View of streets and one-story homes from above.
Aerial view of Cupertino.
Photo by Shutterstock

Sen. Bernie Sanders, Vermont senator and 2020 presidential candidate, tried to take a bite out of Apple after the Cupertino-based company announced plans to invest $2.5 billion toward housing relief in California.

The self-described Democratic socialist criticized the company for not paying enough taxes. He also claimed that Apple won’t fix the worsening housing crisis, but instead will merely add to its real estate portfolio.

In a statement, Sanders said: “Apple’s announcement that it is entering the real estate lending business is an effort to distract from the fact that it has helped create California’s housing crisis—all while raking in $800 million of taxpayer subsidies, and keeping a quarter trillion dollars of profit offshore, in order to avoid paying billions of dollars in taxes.”
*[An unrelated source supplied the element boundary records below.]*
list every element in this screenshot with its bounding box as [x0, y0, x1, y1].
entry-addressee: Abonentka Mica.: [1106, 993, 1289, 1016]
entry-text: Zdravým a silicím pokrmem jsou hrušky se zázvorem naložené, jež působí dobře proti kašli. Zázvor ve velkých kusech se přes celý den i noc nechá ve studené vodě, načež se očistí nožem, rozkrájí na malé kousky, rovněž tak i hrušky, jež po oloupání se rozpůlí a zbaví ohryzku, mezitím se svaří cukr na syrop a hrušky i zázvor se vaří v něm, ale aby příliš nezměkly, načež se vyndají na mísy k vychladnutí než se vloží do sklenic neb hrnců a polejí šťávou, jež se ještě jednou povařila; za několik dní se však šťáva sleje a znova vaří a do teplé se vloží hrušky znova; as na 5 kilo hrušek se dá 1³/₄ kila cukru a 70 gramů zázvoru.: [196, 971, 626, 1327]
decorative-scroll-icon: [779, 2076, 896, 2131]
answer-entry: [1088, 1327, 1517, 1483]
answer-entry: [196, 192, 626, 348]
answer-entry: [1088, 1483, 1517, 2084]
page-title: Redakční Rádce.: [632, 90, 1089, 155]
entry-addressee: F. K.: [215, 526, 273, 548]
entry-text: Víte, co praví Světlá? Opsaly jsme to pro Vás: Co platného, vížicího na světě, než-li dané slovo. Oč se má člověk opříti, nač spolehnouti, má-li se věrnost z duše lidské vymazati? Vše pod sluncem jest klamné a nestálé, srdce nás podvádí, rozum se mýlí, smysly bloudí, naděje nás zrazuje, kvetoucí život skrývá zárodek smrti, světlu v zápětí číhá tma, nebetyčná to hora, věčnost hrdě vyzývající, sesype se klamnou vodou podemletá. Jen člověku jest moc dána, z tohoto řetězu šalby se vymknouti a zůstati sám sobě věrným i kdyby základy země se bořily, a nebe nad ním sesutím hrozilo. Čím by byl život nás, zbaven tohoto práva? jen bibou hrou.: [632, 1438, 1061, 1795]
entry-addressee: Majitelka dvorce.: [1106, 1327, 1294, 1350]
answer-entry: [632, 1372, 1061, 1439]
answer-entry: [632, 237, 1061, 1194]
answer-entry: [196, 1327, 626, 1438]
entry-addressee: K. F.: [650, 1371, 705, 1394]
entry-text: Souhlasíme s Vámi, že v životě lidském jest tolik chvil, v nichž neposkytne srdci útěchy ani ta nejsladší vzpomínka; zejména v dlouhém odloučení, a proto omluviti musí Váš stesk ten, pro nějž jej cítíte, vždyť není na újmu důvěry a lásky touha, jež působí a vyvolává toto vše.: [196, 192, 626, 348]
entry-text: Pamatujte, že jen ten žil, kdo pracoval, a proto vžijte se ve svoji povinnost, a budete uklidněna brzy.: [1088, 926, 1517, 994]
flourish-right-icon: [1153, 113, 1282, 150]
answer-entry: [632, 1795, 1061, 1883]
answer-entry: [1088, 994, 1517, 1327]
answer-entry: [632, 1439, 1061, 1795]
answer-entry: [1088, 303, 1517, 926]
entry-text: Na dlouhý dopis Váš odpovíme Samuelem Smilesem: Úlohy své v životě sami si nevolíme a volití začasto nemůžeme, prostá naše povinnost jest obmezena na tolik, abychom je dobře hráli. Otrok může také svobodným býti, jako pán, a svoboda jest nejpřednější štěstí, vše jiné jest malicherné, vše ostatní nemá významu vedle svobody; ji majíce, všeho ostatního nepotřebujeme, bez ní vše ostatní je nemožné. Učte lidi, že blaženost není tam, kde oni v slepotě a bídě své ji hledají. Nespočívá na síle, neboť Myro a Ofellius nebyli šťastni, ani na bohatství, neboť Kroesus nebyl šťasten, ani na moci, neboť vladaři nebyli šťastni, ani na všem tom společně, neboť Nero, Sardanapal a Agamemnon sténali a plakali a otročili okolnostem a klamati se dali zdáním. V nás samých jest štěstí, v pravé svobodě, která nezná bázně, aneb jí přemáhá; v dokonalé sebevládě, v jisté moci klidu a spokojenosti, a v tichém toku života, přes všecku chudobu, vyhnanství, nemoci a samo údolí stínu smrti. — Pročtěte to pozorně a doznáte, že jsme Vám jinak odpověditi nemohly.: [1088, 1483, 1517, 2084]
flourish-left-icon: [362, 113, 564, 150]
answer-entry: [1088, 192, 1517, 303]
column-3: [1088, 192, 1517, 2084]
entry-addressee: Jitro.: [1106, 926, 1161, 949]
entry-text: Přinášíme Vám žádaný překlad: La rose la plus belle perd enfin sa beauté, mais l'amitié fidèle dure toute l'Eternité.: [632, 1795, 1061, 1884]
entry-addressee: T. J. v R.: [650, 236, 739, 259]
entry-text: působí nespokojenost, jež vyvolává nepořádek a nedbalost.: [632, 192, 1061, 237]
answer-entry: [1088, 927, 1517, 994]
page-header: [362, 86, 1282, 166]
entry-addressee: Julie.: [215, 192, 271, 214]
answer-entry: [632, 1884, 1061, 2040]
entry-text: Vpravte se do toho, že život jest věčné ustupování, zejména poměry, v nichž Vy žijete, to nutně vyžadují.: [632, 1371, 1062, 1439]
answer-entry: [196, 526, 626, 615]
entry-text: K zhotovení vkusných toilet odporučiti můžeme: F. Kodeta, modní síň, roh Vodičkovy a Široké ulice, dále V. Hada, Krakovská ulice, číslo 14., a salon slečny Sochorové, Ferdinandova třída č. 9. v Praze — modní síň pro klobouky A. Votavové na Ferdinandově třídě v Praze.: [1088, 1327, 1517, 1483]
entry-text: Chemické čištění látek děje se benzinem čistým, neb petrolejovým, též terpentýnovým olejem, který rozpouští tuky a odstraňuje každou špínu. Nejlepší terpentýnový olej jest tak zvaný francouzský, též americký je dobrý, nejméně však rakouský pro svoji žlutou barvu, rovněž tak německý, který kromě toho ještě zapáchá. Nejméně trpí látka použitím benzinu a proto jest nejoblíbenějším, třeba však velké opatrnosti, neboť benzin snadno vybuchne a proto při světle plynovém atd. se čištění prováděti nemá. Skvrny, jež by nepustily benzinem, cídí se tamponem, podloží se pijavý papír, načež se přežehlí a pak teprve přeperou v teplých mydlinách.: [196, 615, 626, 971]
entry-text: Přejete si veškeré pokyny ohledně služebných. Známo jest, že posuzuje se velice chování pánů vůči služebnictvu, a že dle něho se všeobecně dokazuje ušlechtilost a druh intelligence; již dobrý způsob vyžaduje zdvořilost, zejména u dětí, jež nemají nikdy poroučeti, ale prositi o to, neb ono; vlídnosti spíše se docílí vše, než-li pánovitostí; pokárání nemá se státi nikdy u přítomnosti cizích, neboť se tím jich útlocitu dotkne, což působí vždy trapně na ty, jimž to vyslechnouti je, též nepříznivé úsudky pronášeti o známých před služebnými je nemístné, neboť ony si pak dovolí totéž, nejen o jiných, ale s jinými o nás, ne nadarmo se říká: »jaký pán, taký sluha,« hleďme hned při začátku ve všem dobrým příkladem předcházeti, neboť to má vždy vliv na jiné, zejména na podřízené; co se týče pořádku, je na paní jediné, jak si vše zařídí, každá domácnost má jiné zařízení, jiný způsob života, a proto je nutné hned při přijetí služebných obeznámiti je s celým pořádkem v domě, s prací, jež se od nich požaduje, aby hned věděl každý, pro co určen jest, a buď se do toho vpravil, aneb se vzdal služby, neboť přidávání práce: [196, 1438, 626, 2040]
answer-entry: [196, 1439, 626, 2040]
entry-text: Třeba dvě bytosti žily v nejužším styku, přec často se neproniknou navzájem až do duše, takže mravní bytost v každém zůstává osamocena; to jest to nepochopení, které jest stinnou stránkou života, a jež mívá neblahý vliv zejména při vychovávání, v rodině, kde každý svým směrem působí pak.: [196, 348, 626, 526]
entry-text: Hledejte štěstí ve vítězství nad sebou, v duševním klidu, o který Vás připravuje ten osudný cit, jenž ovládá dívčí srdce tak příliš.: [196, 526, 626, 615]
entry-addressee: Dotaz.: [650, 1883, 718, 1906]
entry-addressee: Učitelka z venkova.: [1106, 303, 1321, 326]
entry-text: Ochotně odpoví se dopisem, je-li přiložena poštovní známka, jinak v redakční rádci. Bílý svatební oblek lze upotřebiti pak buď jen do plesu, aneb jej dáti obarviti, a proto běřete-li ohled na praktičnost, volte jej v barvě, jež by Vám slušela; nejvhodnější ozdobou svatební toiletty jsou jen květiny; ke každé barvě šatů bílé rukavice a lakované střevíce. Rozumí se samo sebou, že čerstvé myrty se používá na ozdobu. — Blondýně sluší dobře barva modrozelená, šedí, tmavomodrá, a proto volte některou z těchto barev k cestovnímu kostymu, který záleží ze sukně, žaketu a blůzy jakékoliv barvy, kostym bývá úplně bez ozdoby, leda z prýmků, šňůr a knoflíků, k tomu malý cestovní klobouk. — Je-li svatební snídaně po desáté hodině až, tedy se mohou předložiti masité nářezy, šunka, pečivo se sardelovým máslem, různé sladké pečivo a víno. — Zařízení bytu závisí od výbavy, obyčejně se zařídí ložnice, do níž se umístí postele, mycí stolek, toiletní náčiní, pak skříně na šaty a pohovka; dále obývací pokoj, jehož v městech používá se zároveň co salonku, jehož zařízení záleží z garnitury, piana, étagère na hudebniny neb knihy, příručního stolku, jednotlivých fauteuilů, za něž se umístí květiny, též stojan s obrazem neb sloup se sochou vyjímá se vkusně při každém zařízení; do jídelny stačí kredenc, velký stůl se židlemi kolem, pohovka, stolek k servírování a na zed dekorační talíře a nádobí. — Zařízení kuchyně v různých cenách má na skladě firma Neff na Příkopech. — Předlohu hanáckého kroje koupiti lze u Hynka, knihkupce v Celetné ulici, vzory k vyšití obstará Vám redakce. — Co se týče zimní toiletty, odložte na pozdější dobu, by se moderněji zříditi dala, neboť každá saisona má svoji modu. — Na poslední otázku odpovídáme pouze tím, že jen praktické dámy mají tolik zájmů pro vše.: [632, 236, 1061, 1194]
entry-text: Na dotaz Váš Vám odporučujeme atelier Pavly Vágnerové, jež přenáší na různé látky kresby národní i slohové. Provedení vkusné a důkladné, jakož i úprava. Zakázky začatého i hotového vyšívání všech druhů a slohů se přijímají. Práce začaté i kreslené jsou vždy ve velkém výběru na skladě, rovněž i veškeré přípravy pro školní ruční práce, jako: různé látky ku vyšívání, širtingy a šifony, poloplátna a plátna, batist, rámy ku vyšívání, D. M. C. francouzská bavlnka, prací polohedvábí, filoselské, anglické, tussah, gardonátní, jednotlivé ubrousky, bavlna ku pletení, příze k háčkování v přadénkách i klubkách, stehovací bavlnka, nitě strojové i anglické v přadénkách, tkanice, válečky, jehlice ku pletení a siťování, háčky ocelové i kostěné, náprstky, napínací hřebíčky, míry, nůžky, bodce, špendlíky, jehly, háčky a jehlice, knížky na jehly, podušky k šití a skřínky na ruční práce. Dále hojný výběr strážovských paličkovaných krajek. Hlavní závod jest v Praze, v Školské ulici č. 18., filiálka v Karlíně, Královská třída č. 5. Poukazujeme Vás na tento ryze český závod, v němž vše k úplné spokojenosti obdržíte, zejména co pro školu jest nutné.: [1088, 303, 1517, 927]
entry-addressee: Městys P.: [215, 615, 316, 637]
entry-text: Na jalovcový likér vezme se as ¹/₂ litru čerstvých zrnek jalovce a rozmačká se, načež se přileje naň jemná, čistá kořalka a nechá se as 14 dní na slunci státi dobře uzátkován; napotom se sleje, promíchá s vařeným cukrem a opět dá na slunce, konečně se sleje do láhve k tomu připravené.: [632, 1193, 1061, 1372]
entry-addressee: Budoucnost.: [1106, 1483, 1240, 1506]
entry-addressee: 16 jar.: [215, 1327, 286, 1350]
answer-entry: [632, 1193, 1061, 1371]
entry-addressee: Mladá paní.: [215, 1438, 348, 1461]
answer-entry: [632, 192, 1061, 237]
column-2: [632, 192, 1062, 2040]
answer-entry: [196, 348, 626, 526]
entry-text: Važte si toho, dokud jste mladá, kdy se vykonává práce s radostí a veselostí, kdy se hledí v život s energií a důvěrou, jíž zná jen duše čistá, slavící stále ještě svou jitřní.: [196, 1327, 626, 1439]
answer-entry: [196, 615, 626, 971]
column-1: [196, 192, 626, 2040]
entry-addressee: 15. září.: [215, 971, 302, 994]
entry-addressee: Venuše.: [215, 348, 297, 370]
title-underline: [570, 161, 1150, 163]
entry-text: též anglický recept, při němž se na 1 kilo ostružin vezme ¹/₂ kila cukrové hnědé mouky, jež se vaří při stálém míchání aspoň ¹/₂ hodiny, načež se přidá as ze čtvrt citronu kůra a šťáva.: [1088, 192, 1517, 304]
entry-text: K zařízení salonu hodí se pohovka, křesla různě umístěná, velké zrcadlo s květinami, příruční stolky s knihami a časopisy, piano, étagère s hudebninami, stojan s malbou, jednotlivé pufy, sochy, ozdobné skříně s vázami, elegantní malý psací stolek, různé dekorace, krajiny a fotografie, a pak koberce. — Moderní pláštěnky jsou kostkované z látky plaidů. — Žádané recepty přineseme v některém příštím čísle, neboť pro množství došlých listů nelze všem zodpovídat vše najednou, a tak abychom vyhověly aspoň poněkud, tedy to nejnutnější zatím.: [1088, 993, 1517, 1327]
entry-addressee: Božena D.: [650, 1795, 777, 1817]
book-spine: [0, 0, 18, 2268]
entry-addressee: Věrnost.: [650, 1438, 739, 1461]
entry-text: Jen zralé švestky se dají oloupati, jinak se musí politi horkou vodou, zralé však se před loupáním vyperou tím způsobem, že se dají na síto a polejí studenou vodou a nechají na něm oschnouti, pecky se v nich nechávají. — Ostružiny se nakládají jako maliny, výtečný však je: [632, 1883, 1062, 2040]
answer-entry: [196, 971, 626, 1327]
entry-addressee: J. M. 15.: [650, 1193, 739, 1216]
While railing against the tech giant, the presidential hopeful failed to mention how cities (like Berkeley, Cupertino, and Palo Alto) have played a leading role in stymying housing development.

Lawmakers and homeowners in Cupertino, where the median home value stands at $2,074,600, have tried to stop the Vallco mall project, a development that would turn a defunct mall into 2,402 new apartments (with 50 percent of them below market-rate).

In 2016, Palo Alto planning commissioner Kate Vershov Downing made waves after resigning and penning an open letter condemning the city’s housing policy that, in part, nixes zoning that would expand development.

And although Berkeley has made some progress in recent months, the East Bay town has gone out of its way to block housing, like in May when it sued the University of California to halt a 150-unit development in order to save a parking lot. (Berkeley really loves parking lots.)

California ranks 49th in housing per capita, which has led to an increase in homelessness as well as soaring rents and home prices.